I have created a medical claims database using PostgreSQL 9.4.1 and pgAdmin III. There is one table with ~61 million rows and 103 columns. The table has the structure given below. It is static and will not be updated. (Most columns are omitted here to save space.)
CREATE TABLE claims ( spending double precision, releaseid bigint NOT NULL, priceinclude bytea, costsharing double precision, hcciprofode bytea, memberlinkeid bigint, age integer, orgid integer, gender character(1), membercity character varying(22), memberstate character(2), zip character varying(5), principaldiagnosis character varying(6), CONSTRAINT claims_pkid PRIMARY KEY (releaseid) ) WITH ( OIDS=FALSE ); Indexes: "claims_pkid" PRIMARY KEY, btree (releaseid) "claims_age_idx" btree (age) "claims_memberlinkeid_idx" btree (memberlinkeid) "claims_principaldiagnosis_idx" btree (principaldiagnosis) "claims_serviceprovider_idx" btree (serviceprovider) "claims_zip_idx" btree (zip)
The indexes shown above are the only ones I've added so far. I am running the database using Windows 7 with the following hardware:
- 64-bit Windows 7
- 32.0 GB RAM
- Intel Core i7-4770 CPU @ 3.40 GHz
My main question involves what I can do to improve query speed without buying a dedicated server. I am trying to demonstrate a proof-of-concept to my supervisors to show them that SQL would be faster than the statistical package the currently use, STATA. I have optimized the default settings of PostgreSQL as follows:
shared_buffers=8GB effective_cache_size=24GB work_mem=1GB maintenance_work_mem=1GB checkpoint_segments=128 checkpoint_completion=0.9 wal_buffers=-1 default_stat_target=500
However, the queries are still slow. For example, the following query
EXPLAIN ANALYZE VERBOSE SELECT * FROM claims WHERE gender='F' AND age BETWEEN 16 AND 20 LIMIT 100000;
Limit (cost=0.00..226622.43 rows=100000 width=427) (actual time=0.029..9509.028 rows=100000 loops=1) Output: spending, releaseid, priceinclude, costsharing, hcciprofcode, htype, hcciotpcode, drgmpr, medsurg, typecode, claimcat, memberlinkeid, age, orgid, insurancetype, gender, membercity, memberstate, zip, admissiondate, serviceprovider, servicenpi, ser (...)" -> Seq Scan on public.claims (cost=0.00..4778859.76 rows=2108732 width=427) (actual time=0.028..9497.420 rows=100000 loops=1)" Output: spending, releaseid, priceinclude, costsharing, hcciprofcode, htype, hcciotpcode, drgmpr, medsurg, typecode, claimcat, memberlinkeid, age, orgid, insurancetype, gender, membercity, memberstate, zip, admissiondate, serviceprovider, servicenp (...)" Filter: ((claims.age >= 16) AND (claims.age <= 20) AND (claims.gender = 'F'::bpchar))" "Rows Removed by Filter: 3194024" "Planning time: 0.190 ms" "Execution time: 9519.455 ms"

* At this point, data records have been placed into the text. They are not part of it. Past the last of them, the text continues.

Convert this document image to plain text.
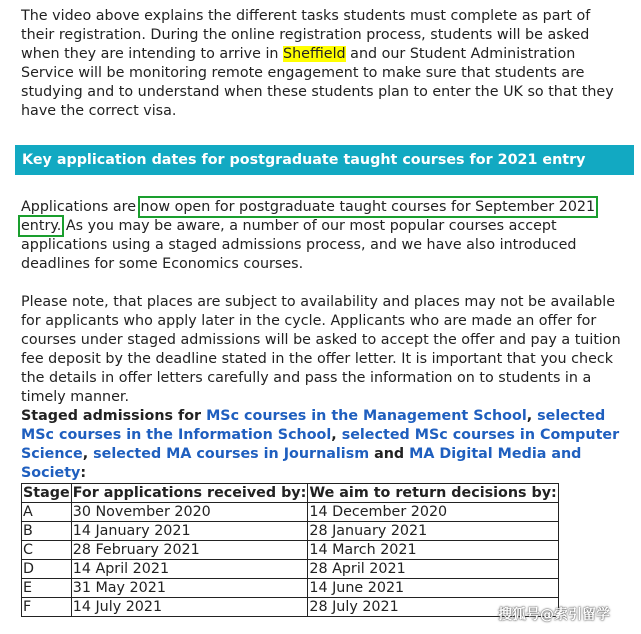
The video above explains the different tasks students must complete as part of their registration. During the online registration process, students will be asked when they are intending to arrive in Sheffield and our Student Administration Service will be monitoring remote engagement to make sure that students are studying and to understand when these students plan to enter the UK so that they have the correct visa.

Key application dates for postgraduate taught courses for 2021 entry

Applications are now open for postgraduate taught courses for September 2021 entry. As you may be aware, a number of our most popular courses accept applications using a staged admissions process, and we have also introduced deadlines for some Economics courses.

Please note, that places are subject to availability and places may not be available for applicants who apply later in the cycle. Applicants who are made an offer for courses under staged admissions will be asked to accept the offer and pay a tuition fee deposit by the deadline stated in the offer letter. It is important that you check the details in offer letters carefully and pass the information on to students in a timely manner.

Staged admissions for MSc courses in the Management School, selected MSc courses in the Information School, selected MSc courses in Computer Science, selected MA courses in Journalism and MA Digital Media and Society:

Stage	For applications received by:	We aim to return decisions by:
A	30 November 2020	14 December 2020
B	14 January 2021	28 January 2021
C	28 February 2021	14 March 2021
D	14 April 2021	28 April 2021
E	31 May 2021	14 June 2021
F	14 July 2021	28 July 2021	搜狐号@索引留学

Should I be creating a new view or a smaller table to access frequently used columns? I have never created a database this large so I am quite perplexed as to what to do!

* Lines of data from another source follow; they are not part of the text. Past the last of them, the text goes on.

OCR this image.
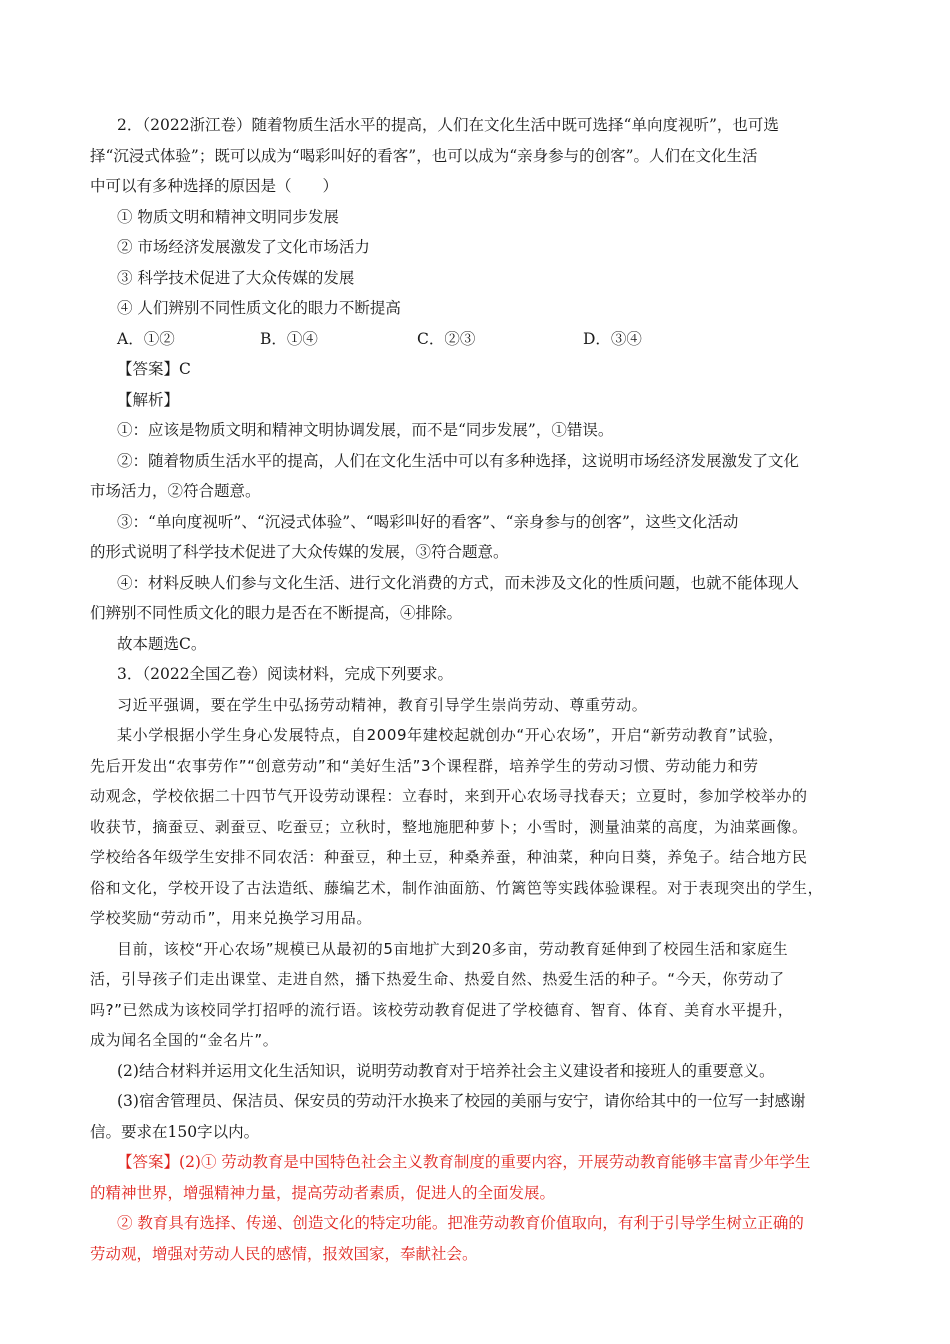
2．（2022浙江卷）随着物质生活水平的提高，人们在文化生活中既可选择“单向度视听”，也可选

择“沉浸式体验”；既可以成为“喝彩叫好的看客”，也可以成为“亲身参与的创客”。人们在文化生活

中可以有多种选择的原因是（　　）

① 物质文明和精神文明同步发展

② 市场经济发展激发了文化市场活力

③ 科学技术促进了大众传媒的发展

④ 人们辨别不同性质文化的眼力不断提高

A．①②	B．①④	C．②③	D．③④

【答案】C

【解析】

①：应该是物质文明和精神文明协调发展，而不是“同步发展”，①错误。

②：随着物质生活水平的提高，人们在文化生活中可以有多种选择，这说明市场经济发展激发了文化

市场活力，②符合题意。

③：“单向度视听”、“沉浸式体验”、“喝彩叫好的看客”、“亲身参与的创客”，这些文化活动

的形式说明了科学技术促进了大众传媒的发展，③符合题意。

④：材料反映人们参与文化生活、进行文化消费的方式，而未涉及文化的性质问题，也就不能体现人

们辨别不同性质文化的眼力是否在不断提高，④排除。

故本题选C。

3．（2022全国乙卷）阅读材料，完成下列要求。

习近平强调，要在学生中弘扬劳动精神，教育引导学生崇尚劳动、尊重劳动。
某小学根据小学生身心发展特点，自2009年建校起就创办“开心农场”，开启“新劳动教育”试验，
先后开发出“农事劳作”“创意劳动”和“美好生活”3个课程群，培养学生的劳动习惯、劳动能力和劳
动观念，学校依据二十四节气开设劳动课程：立春时，来到开心农场寻找春天；立夏时，参加学校举办的
收获节，摘蚕豆、剥蚕豆、吃蚕豆；立秋时，整地施肥种萝卜；小雪时，测量油菜的高度，为油菜画像。
学校给各年级学生安排不同农活：种蚕豆，种土豆，种桑养蚕，种油菜，种向日葵，养兔子。结合地方民
俗和文化，学校开设了古法造纸、藤编艺术，制作油面筋、竹篱笆等实践体验课程。对于表现突出的学生，
学校奖励“劳动币”，用来兑换学习用品。
目前，该校“开心农场”规模已从最初的5亩地扩大到20多亩，劳动教育延伸到了校园生活和家庭生
活，引导孩子们走出课堂、走进自然，播下热爱生命、热爱自然、热爱生活的种子。“今天，你劳动了
吗?”已然成为该校同学打招呼的流行语。该校劳动教育促进了学校德育、智育、体育、美育水平提升，
成为闻名全国的“金名片”。

(2)结合材料并运用文化生活知识，说明劳动教育对于培养社会主义建设者和接班人的重要意义。

(3)宿舍管理员、保洁员、保安员的劳动汗水换来了校园的美丽与安宁，请你给其中的一位写一封感谢

信。要求在150字以内。

【答案】(2)① 劳动教育是中国特色社会主义教育制度的重要内容，开展劳动教育能够丰富青少年学生

的精神世界，增强精神力量，提高劳动者素质，促进人的全面发展。

② 教育具有选择、传递、创造文化的特定功能。把准劳动教育价值取向，有利于引导学生树立正确的

劳动观，增强对劳动人民的感情，报效国家，奉献社会。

UPDATE: My goal is to be able to query this database in a reasonable amount of time for exploratory data analysis. 15 seconds for queries is reasonable; 5 minutes for queries on the whole table is not. I am not sure how best to deal with this large table in order to achieve that goal, which is what I would like help with. (Apologies if this is a little vague.)